Hearing the siren of the red fire trucks, the beat of anxiety and curiosity struck the people around the community. Whenever this scenario happens, a fire that may occur nearby will pop into everyone’s mind. 

“In every fire incident, we must always ensure our safety first so we could provide help to others. Before going into fire incidents, we must confirm its location, extent of fire, potential risk and hazards, and the number of victims so we could prepare and provide the necessary first aid management,” Castillo explained. 
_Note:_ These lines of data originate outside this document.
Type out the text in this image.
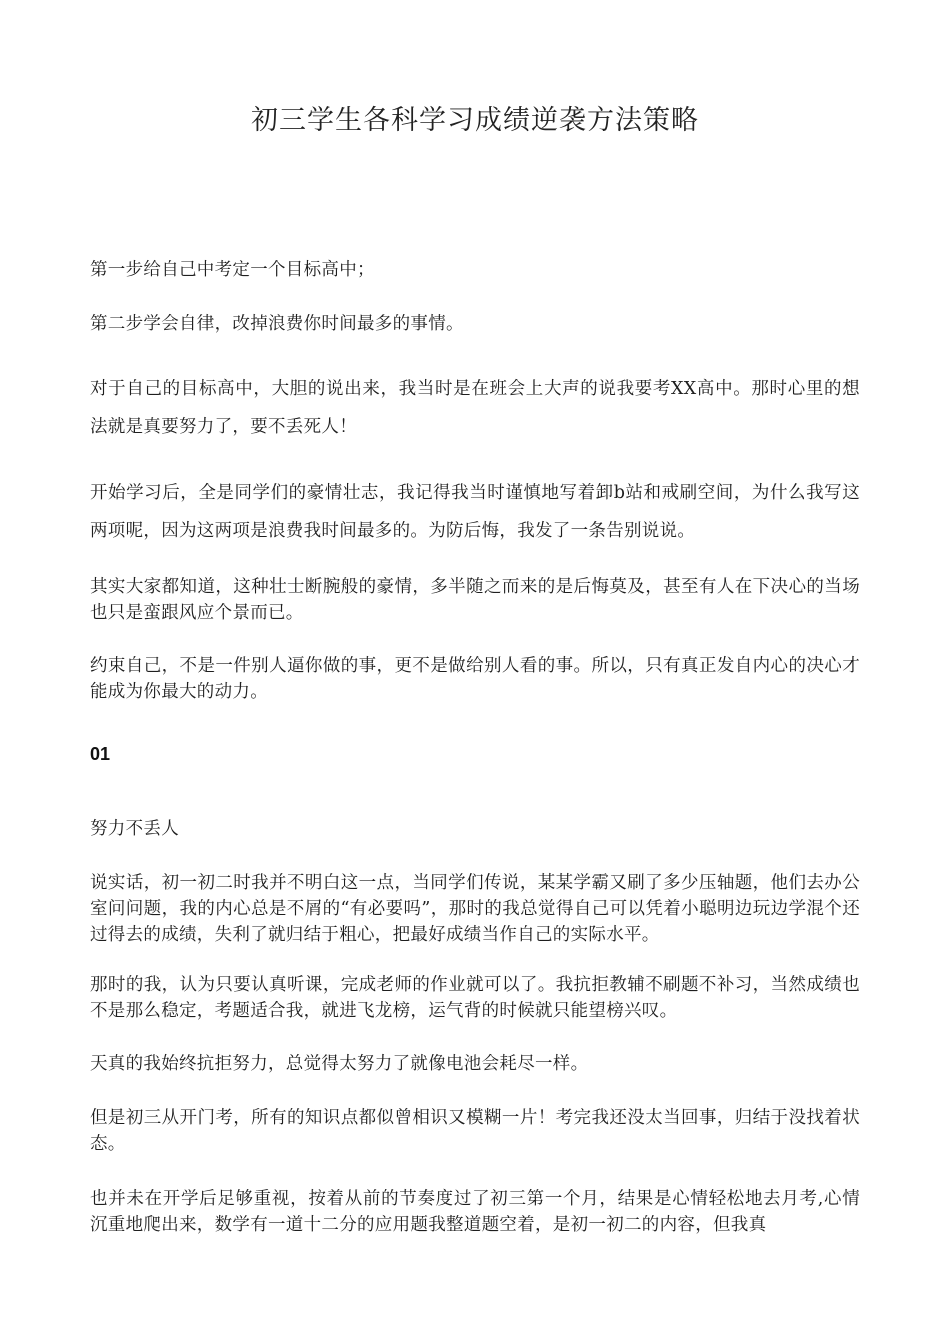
初三学生各科学习成绩逆袭方法策略

第一步给自己中考定一个目标高中；

第二步学会自律，改掉浪费你时间最多的事情。

对于自己的目标高中，大胆的说出来，我当时是在班会上大声的说我要考XX高中。那时心里的想法就是真要努力了，要不丢死人！

开始学习后，全是同学们的豪情壮志，我记得我当时谨慎地写着卸b站和戒刷空间，为什么我写这两项呢，因为这两项是浪费我时间最多的。为防后悔，我发了一条告别说说。

其实大家都知道，这种壮士断腕般的豪情，多半随之而来的是后悔莫及，甚至有人在下决心的当场也只是蛮跟风应个景而已。

约束自己，不是一件别人逼你做的事，更不是做给别人看的事。所以，只有真正发自内心的决心才能成为你最大的动力。

01

努力不丢人

说实话，初一初二时我并不明白这一点，当同学们传说，某某学霸又刷了多少压轴题，他们去办公室问问题，我的内心总是不屑的“有必要吗”，那时的我总觉得自己可以凭着小聪明边玩边学混个还过得去的成绩，失利了就归结于粗心，把最好成绩当作自己的实际水平。

那时的我，认为只要认真听课，完成老师的作业就可以了。我抗拒教辅不刷题不补习，当然成绩也不是那么稳定，考题适合我，就进飞龙榜，运气背的时候就只能望榜兴叹。

天真的我始终抗拒努力，总觉得太努力了就像电池会耗尽一样。

但是初三从开门考，所有的知识点都似曾相识又模糊一片！考完我还没太当回事，归结于没找着状态。

也并未在开学后足够重视，按着从前的节奏度过了初三第一个月，结果是心情轻松地去月考,心情沉重地爬出来，数学有一道十二分的应用题我整道题空着，是初一初二的内容，但我真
Accordingly, it is also important to denote the preparations and plans to embody the famous quote, ‘prevention is better than cure.

Amargo also discussed that they consistently communicate with the administrators and government offices that correspond to any natural disaster activities—earthquakes and fire response drills. Also, they ensure to follow every strategic plan and patient management plan to guarantee quality care for every student and staff member of FEU. 

On the other hand, Castillo pointed out that whenever they respond to fire incidents, they ensure that their team is complete and wears personal protective equipment (PPE). Aside from that, she also disclosed that all necessary supplies like burn dressing, gauze, bandages, and bottled water are present in their jump kit or backpack. 

Moreover, a “buddy system” was applied to each team member so that at least one member was accompanied to ensure their safety. 

Subsequently, considering the natural disaster activities, the safety and protection of each possible victim are of utmost priority to lessen the number of cases. 

Due to overpopulation and lack of urban planning, the vicinity of FEU is prone to fire incidents and accidents. In contrast, the FEU campus hadn’t encountered any fire incidents or accidents, as per the report of the two committee vice heads. 

Castillo encountered two fire incidents and the most recent one happened in Tondo, where two houses were partially and completely damaged. Besides, she runs upon fire incident victims in residential areas. 

By this, they shared their workflow for possible fire incident victims. Amargo shared that after the fire, they always ensured the safety of the belongings and the families of the victims before handing them over to the first aid and welfare services.

“Right after the first-aid response, the affected houses and victims are recorded to gather the data and report it to the headquarters. Lastly, the National Headquarters of the Philippine Red Cross (NHQ) deploys service volunteers to provide hot meals, food, and clothing donations to ensure that the affected families have adequate support during their recovery,” Amargo added.

These shared experiences and awareness, following an organized workflow, create an efficient response to prevent further damage and save casualties. Also, this allows us to understand the sirens of the red buzzer as it echoes around the streets of Morayta-Espana. 

Tamaraws may be accustomed to the scorching heat of the sun and the buzzing horns of vehicles, as well as the firetrucks that pass by the oasis of Manila. The sirens from it signal an emergency, which makes the vicinity a risky area for fire incidents and accidents. Thus, we can mitigate this disaster risk event if we apply the tips and learn from these experiences. Besides, decreasing the ignition of damage and increasing the sustainability of life are the goals to achieve in becoming a TAMready.